In response to these market demands, BHPS has brought in other services offered by the Baker Hughes family to offer a wider process train capability. For example in 1995, BHPS acquired the shareholding and technology related to BFCC, a specialist in environmentally compatible anti-biofoulant technology, based on the synergistic effect of copper-chlorine dosing. This has been combined with BHPS' Sea Cell electrochlorination sell designs to provide a wide range of solutions to biofouling problems, from lift-pump inlet to the provision of a chlorine residual in a water injection system.
This year, hydrocyclones specialist Vortoil Separation Systems was merged with BHPS, adding greater flexibility to the latter's portfolio of oily water separation systems. The compact size and weight of Vortoil's range, combined with their adaptability to flow variations and total indifference to wave motion, are well suited to the rigorous and continuously variable process duty experienced on FPSOs.

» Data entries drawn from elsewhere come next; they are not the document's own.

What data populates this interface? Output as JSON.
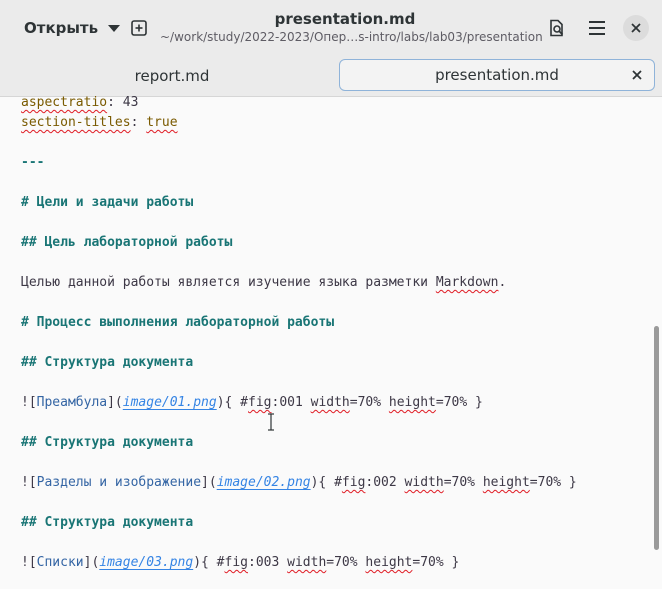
{
  "header": {
    "open_label": "Открыть",
    "title": "presentation.md",
    "subtitle": "~/work/study/2022-2023/Опер…s-intro/labs/lab03/presentation"
  },
  "tabs": [
    {
      "label": "report.md",
      "active": false
    },
    {
      "label": "presentation.md",
      "active": true
    }
  ],
  "editor": {
    "l1": {
      "key": "aspectratio",
      "sep": ": ",
      "val": "43"
    },
    "l2": {
      "key": "section-titles",
      "sep": ": ",
      "val": "true"
    },
    "l3": "---",
    "l4": "# Цели и задачи работы",
    "l5": "## Цель лабораторной работы",
    "l6": {
      "pre": "Целью данной работы является изучение языка разметки ",
      "word": "Markdown",
      "post": "."
    },
    "l7": "# Процесс выполнения лабораторной работы",
    "l8": "## Структура документа",
    "l9": {
      "alt": "Преамбула",
      "url": "image/01.png",
      "fig": "001"
    },
    "l10": "## Структура документа",
    "l11": {
      "alt": "Разделы и изображение",
      "url": "image/02.png",
      "fig": "002"
    },
    "l12": "## Структура документа",
    "l13": {
      "alt": "Списки",
      "url": "image/03.png",
      "fig": "003"
    },
    "attr": {
      "fig_word": "fig",
      "width_word": "width",
      "height_word": "height",
      "pct": "70%"
    }
  },
  "colors": {
    "heading": "#197575",
    "link": "#3584e4",
    "spell": "#e01b24"
  }
}
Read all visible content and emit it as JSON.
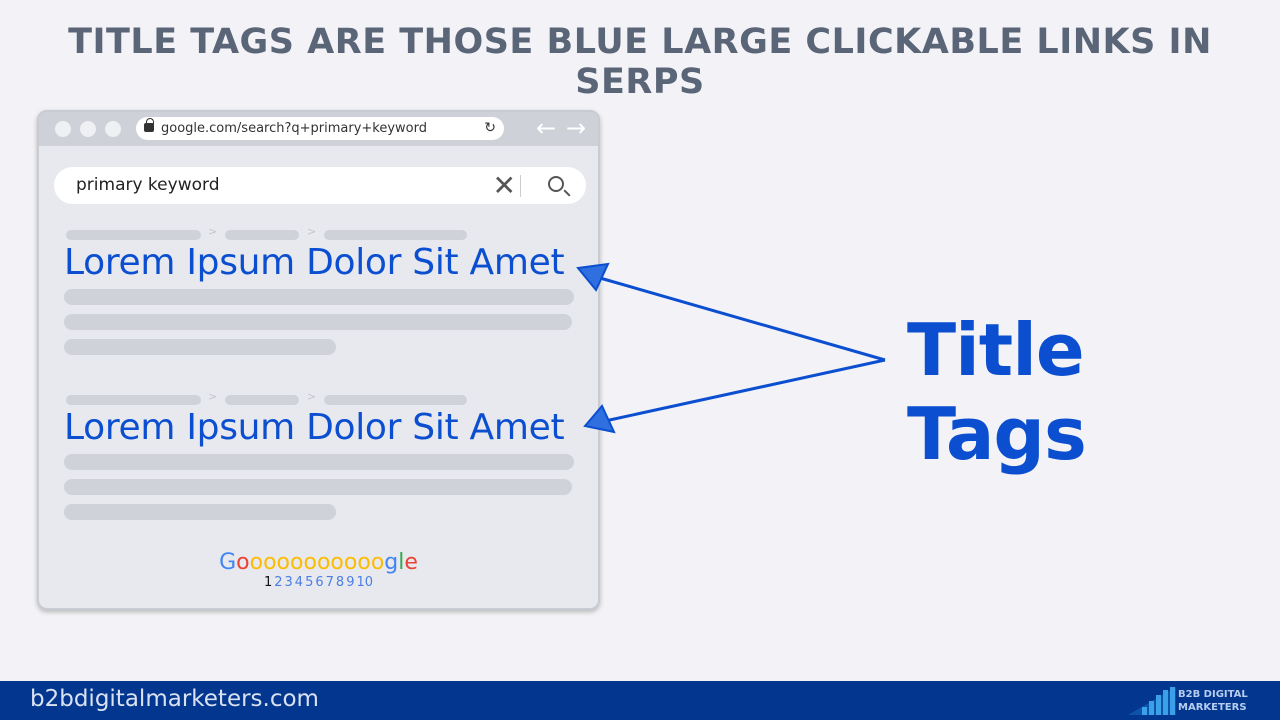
{
  "headline": "TITLE TAGS ARE THOSE BLUE LARGE CLICKABLE LINKS IN SERPS",
  "browser": {
    "url": "google.com/search?q+primary+keyword",
    "search_value": "primary keyword",
    "results": [
      {
        "title": "Lorem Ipsum Dolor Sit Amet"
      },
      {
        "title": "Lorem Ipsum Dolor Sit Amet"
      }
    ],
    "breadcrumb_separator": ">",
    "pager_logo": [
      {
        "ch": "G",
        "color": "#4285f4"
      },
      {
        "ch": "o",
        "color": "#ea4335"
      },
      {
        "ch": "o",
        "color": "#fbbc05"
      },
      {
        "ch": "o",
        "color": "#fbbc05"
      },
      {
        "ch": "o",
        "color": "#fbbc05"
      },
      {
        "ch": "o",
        "color": "#fbbc05"
      },
      {
        "ch": "o",
        "color": "#fbbc05"
      },
      {
        "ch": "o",
        "color": "#fbbc05"
      },
      {
        "ch": "o",
        "color": "#fbbc05"
      },
      {
        "ch": "o",
        "color": "#fbbc05"
      },
      {
        "ch": "o",
        "color": "#fbbc05"
      },
      {
        "ch": "o",
        "color": "#fbbc05"
      },
      {
        "ch": "g",
        "color": "#4285f4"
      },
      {
        "ch": "l",
        "color": "#34a853"
      },
      {
        "ch": "e",
        "color": "#ea4335"
      }
    ],
    "pages": [
      "1",
      "2",
      "3",
      "4",
      "5",
      "6",
      "7",
      "8",
      "9",
      "10"
    ],
    "current_page": "1"
  },
  "callout": "Title Tags",
  "accent_color": "#0b4fd0",
  "footer": {
    "site": "b2bdigitalmarketers.com",
    "logo_line1": "B2B DIGITAL",
    "logo_line2": "MARKETERS"
  }
}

It is useful here to examine a 1996 case history: a fast-track, 72,000b/d water injection system contract awarded to BHPS by SLP Engineering for the North Sea MacCulloch Field in UK block 15/24b. The field's anticipated reserves of around 50MM bbl are being exploited by North Sea Production Company, a joint venture between Maersk and SLP under a tariff agreement. Three of the wells have been drilled by field operator Conoco (UK) prior to the planned production start next month.
BHPS is part of the first phase team handling life extension and related marine works for converting the 98,000 dwt North Sea Producer tanker into an FPSO vessel. Consideration had to be given at the planning stage to the availability of technically acceptable process solutions within a very tight time frame. BHPS had to deliver the water injection system within 28 weeks of contract award to SLP's Teesside facility in north-east England, where installations of the new topsides on the FPSO have been performed.

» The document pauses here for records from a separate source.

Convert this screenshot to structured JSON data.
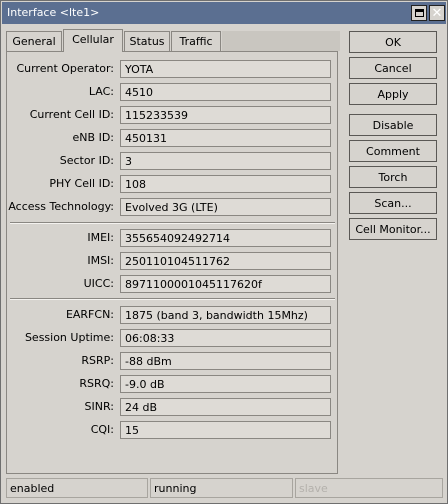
{
  "window": {
    "title": "Interface <lte1>"
  },
  "tabs": [
    {
      "label": "General"
    },
    {
      "label": "Cellular"
    },
    {
      "label": "Status"
    },
    {
      "label": "Traffic"
    }
  ],
  "fields": {
    "current_operator": {
      "label": "Current Operator:",
      "value": "YOTA"
    },
    "lac": {
      "label": "LAC:",
      "value": "4510"
    },
    "current_cell_id": {
      "label": "Current Cell ID:",
      "value": "115233539"
    },
    "enb_id": {
      "label": "eNB ID:",
      "value": "450131"
    },
    "sector_id": {
      "label": "Sector ID:",
      "value": "3"
    },
    "phy_cell_id": {
      "label": "PHY Cell ID:",
      "value": "108"
    },
    "access_technology": {
      "label": "Access Technology:",
      "value": "Evolved 3G (LTE)"
    },
    "imei": {
      "label": "IMEI:",
      "value": "355654092492714"
    },
    "imsi": {
      "label": "IMSI:",
      "value": "250110104511762"
    },
    "uicc": {
      "label": "UICC:",
      "value": "8971100001045117620f"
    },
    "earfcn": {
      "label": "EARFCN:",
      "value": "1875 (band 3, bandwidth 15Mhz)"
    },
    "session_uptime": {
      "label": "Session Uptime:",
      "value": "06:08:33"
    },
    "rsrp": {
      "label": "RSRP:",
      "value": "-88 dBm"
    },
    "rsrq": {
      "label": "RSRQ:",
      "value": "-9.0 dB"
    },
    "sinr": {
      "label": "SINR:",
      "value": "24 dB"
    },
    "cqi": {
      "label": "CQI:",
      "value": "15"
    }
  },
  "buttons": {
    "ok": "OK",
    "cancel": "Cancel",
    "apply": "Apply",
    "disable": "Disable",
    "comment": "Comment",
    "torch": "Torch",
    "scan": "Scan...",
    "cell_monitor": "Cell Monitor..."
  },
  "statusbar": {
    "state": "enabled",
    "run_state": "running",
    "slave": "slave"
  }
}
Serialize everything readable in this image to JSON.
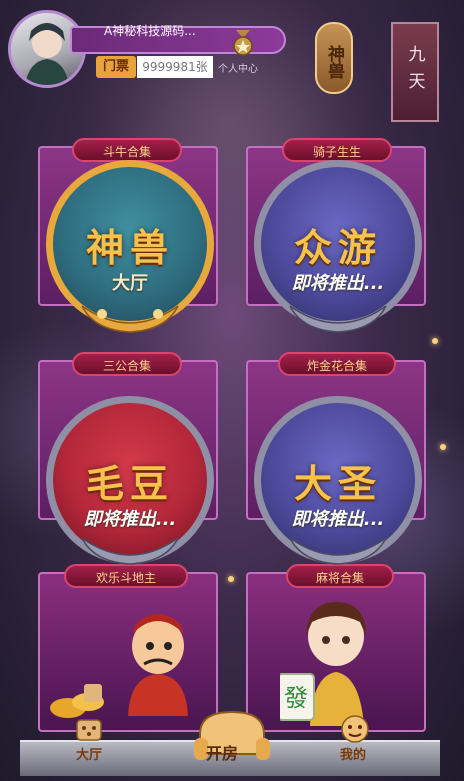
{
  "header": {
    "username": "A神秘科技源码...",
    "ticket_label": "门票",
    "ticket_value": "9999981张",
    "personal_center": "个人中心",
    "beast_button": "神兽",
    "jiutian": "九天"
  },
  "tiles": [
    {
      "ribbon": "斗牛合集"
    },
    {
      "ribbon": "骑子生生"
    },
    {
      "ribbon": "三公合集"
    },
    {
      "ribbon": "炸金花合集"
    },
    {
      "ribbon": "欢乐斗地主"
    },
    {
      "ribbon": "麻将合集"
    }
  ],
  "games": [
    {
      "title": "神兽",
      "subtitle": "大厅"
    },
    {
      "title": "众游",
      "subtitle": "即将推出..."
    },
    {
      "title": "毛豆",
      "subtitle": "即将推出..."
    },
    {
      "title": "大圣",
      "subtitle": "即将推出..."
    }
  ],
  "nav": {
    "hall": "大厅",
    "open_room": "开房",
    "mine": "我的"
  },
  "colors": {
    "gold": "#f7c14b",
    "purple_tile": "#8d3586",
    "teal_medallion": "#2f6e80",
    "blue_medallion": "#4d4a9c",
    "red_medallion": "#b3273a"
  }
}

The system comprises the following discrete process packages:
* dual media fine filters
* vacuum de-aeration tower and vacuum pump set
* chemical injection - multi-compartment tank and pumps for water injection process chemicals
* seawater feed pumpset
* booster pump system
* water injection pump set.
The system is designed for control through integration with the client's DCS central control system.

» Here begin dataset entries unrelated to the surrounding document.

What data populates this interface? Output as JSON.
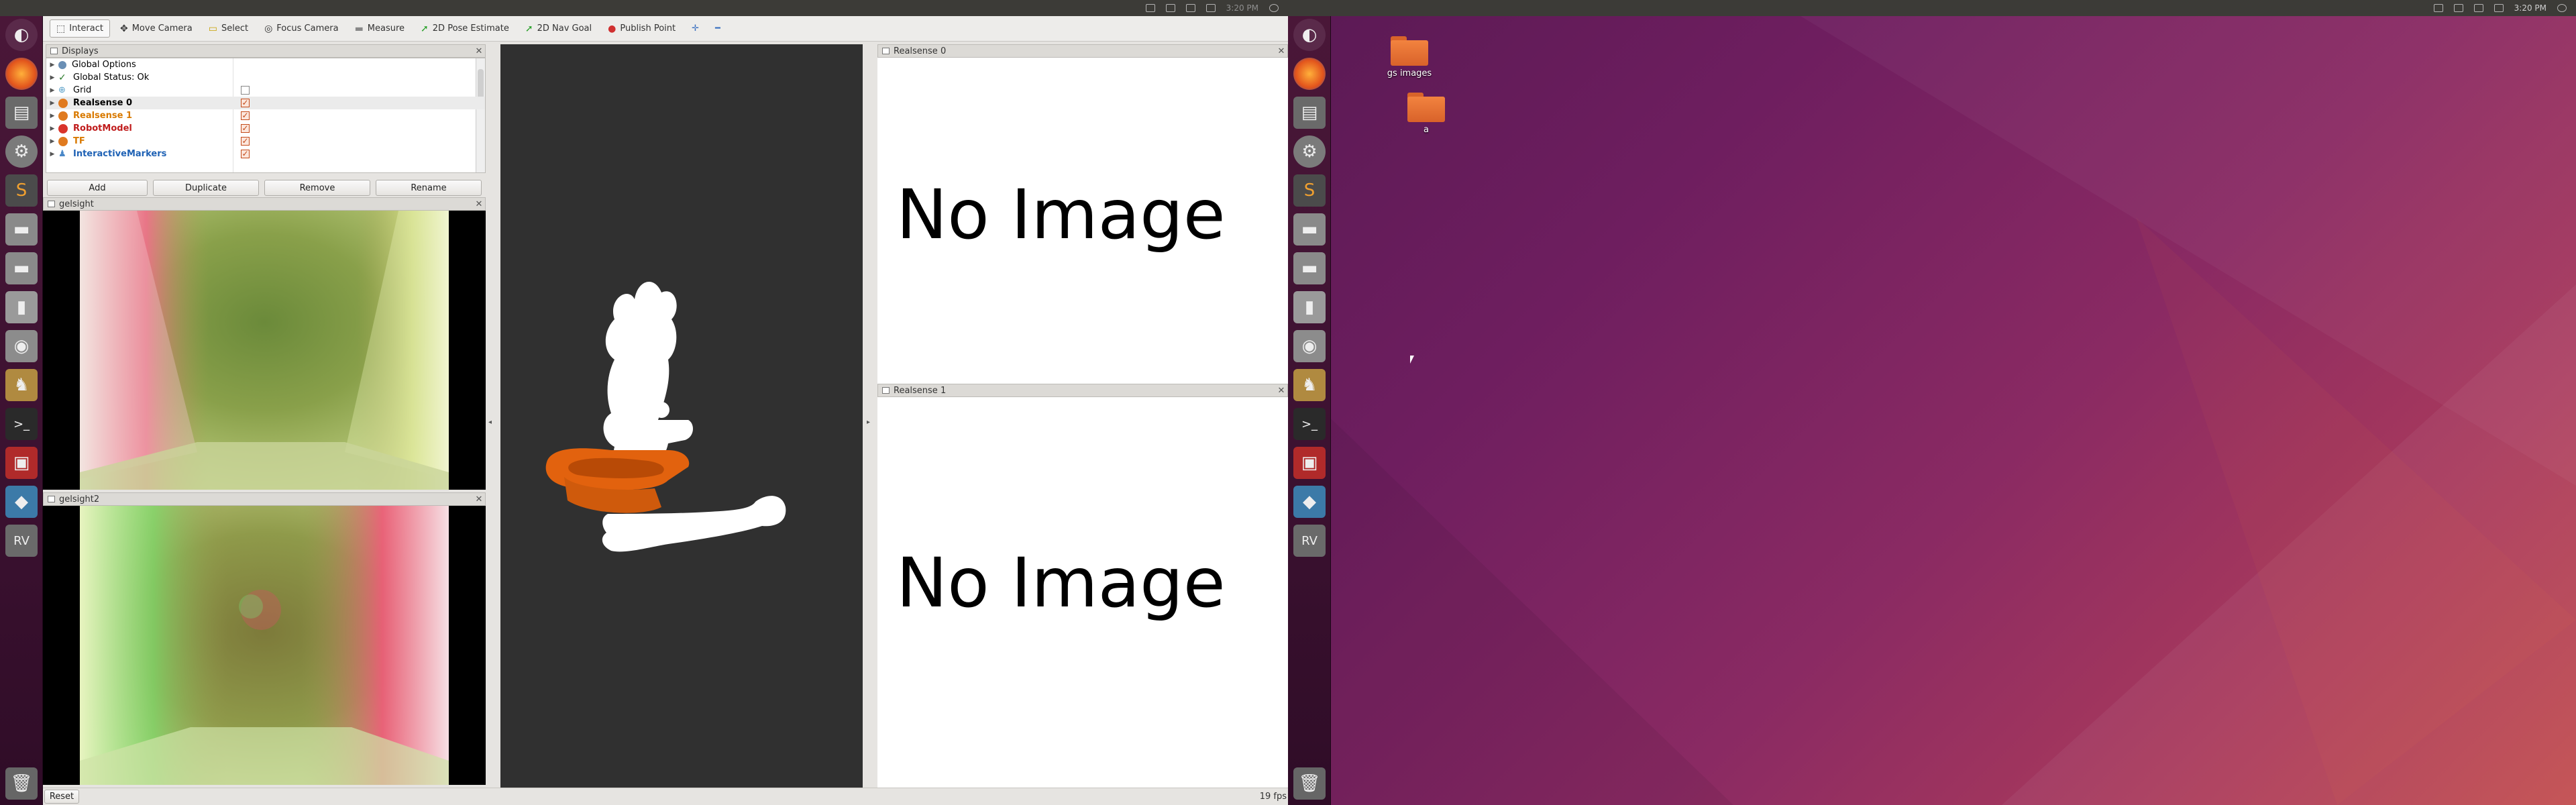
{
  "toolbar": {
    "items": [
      {
        "label": "Interact",
        "icon": "interact-icon",
        "glyph": "⬚"
      },
      {
        "label": "Move Camera",
        "icon": "move-camera-icon",
        "glyph": "✥"
      },
      {
        "label": "Select",
        "icon": "select-icon",
        "glyph": "▭"
      },
      {
        "label": "Focus Camera",
        "icon": "focus-camera-icon",
        "glyph": "◎"
      },
      {
        "label": "Measure",
        "icon": "measure-icon",
        "glyph": "▬"
      },
      {
        "label": "2D Pose Estimate",
        "icon": "pose-estimate-icon",
        "glyph": "➚"
      },
      {
        "label": "2D Nav Goal",
        "icon": "nav-goal-icon",
        "glyph": "➚"
      },
      {
        "label": "Publish Point",
        "icon": "publish-point-icon",
        "glyph": "●"
      }
    ],
    "extra_plus": "✛",
    "extra_minus": "━"
  },
  "displays": {
    "title": "Displays",
    "rows": [
      {
        "label": "Global Options",
        "color": "#6a8fb5",
        "bold": false,
        "text_color": "#222",
        "checked": null
      },
      {
        "label": "Global Status: Ok",
        "color": "check",
        "bold": false,
        "text_color": "#222",
        "checked": null
      },
      {
        "label": "Grid",
        "color": "#5aa0c8",
        "bold": false,
        "text_color": "#222",
        "checked": false
      },
      {
        "label": "Realsense 0",
        "color": "#e07a1f",
        "bold": true,
        "text_color": "#222",
        "checked": true,
        "selected": true
      },
      {
        "label": "Realsense 1",
        "color": "#e07a1f",
        "bold": true,
        "text_color": "#d97a00",
        "checked": true
      },
      {
        "label": "RobotModel",
        "color": "#d9342b",
        "bold": true,
        "text_color": "#c01c1c",
        "checked": true
      },
      {
        "label": "TF",
        "color": "#e07a1f",
        "bold": true,
        "text_color": "#d97a00",
        "checked": true
      },
      {
        "label": "InteractiveMarkers",
        "color": "#4a88c8",
        "bold": true,
        "text_color": "#1f62b5",
        "checked": true
      }
    ],
    "buttons": {
      "add": "Add",
      "duplicate": "Duplicate",
      "remove": "Remove",
      "rename": "Rename"
    }
  },
  "panels": {
    "gelsight": "gelsight",
    "gelsight2": "gelsight2",
    "realsense0": "Realsense 0",
    "realsense1": "Realsense 1",
    "no_image": "No Image"
  },
  "status": {
    "reset": "Reset",
    "fps": "19 fps"
  },
  "topbar_left": {
    "clock": "3:20 PM"
  },
  "topbar_right": {
    "clock": "3:20 PM"
  },
  "desktop": {
    "icons": [
      {
        "label": "gs images"
      },
      {
        "label": "a"
      }
    ]
  },
  "launcher": {
    "items": [
      "ubuntu-dash-icon",
      "firefox-icon",
      "files-icon",
      "settings-icon",
      "sublime-icon",
      "drive-icon",
      "drive-icon",
      "usb-icon",
      "camera-icon",
      "gimp-icon",
      "terminal-icon",
      "vscode-icon",
      "sourcetree-icon",
      "rviz-icon",
      "trash-icon"
    ]
  },
  "colors": {
    "accent": "#e07a1f",
    "desktop_dark": "#5c1a55",
    "desktop_light": "#c24d4f"
  }
}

The completely assembled PAU (pre-assembled unit) was of BHPS' vendor standard `fit for purpose' design, suitable for installation and operation under the arduous environmental conditions encountered on the exposed deck of an FPSO in the North Sea. Footprint size is in the order of 18 x 8 meters, and the completed PAU weighs around 225 tonnes. The steelwork is designed by BHPS for specified pitch, heave and roll conditions in accordance with SLP's detailed spec, and subject to audit and review by Lloyd's Register.
BHPS has supplied three follow-up orders for this project. The first is for a Sea-Screen coarse filter package comprising two filter vessels. This has also been delivered to a tight schedule, along with an order for the topside process electrochlorination package which is being integrated with the sea water coarse filter on the FPSO deck.
In addition, the existing BFCC anti-biofouling system on the tanker was overhauled and upgraded by BHPS to provide protection from biofouling to the ship's seawater utility system. A third follow-up order is for the process utility PAU comprising flare knock-out drums, a methanol storage vessel and various pumps and controls on another large structural steel PAU.
View from the air: PAU mounted water injection system supplied by Baker Hughes Process Systems is installed centrally at the port side of the North Sea Producer. The package is designed to inject 72,000 b/d of de-aerated seawater filtered to an efficiency of 98% at 2 micron.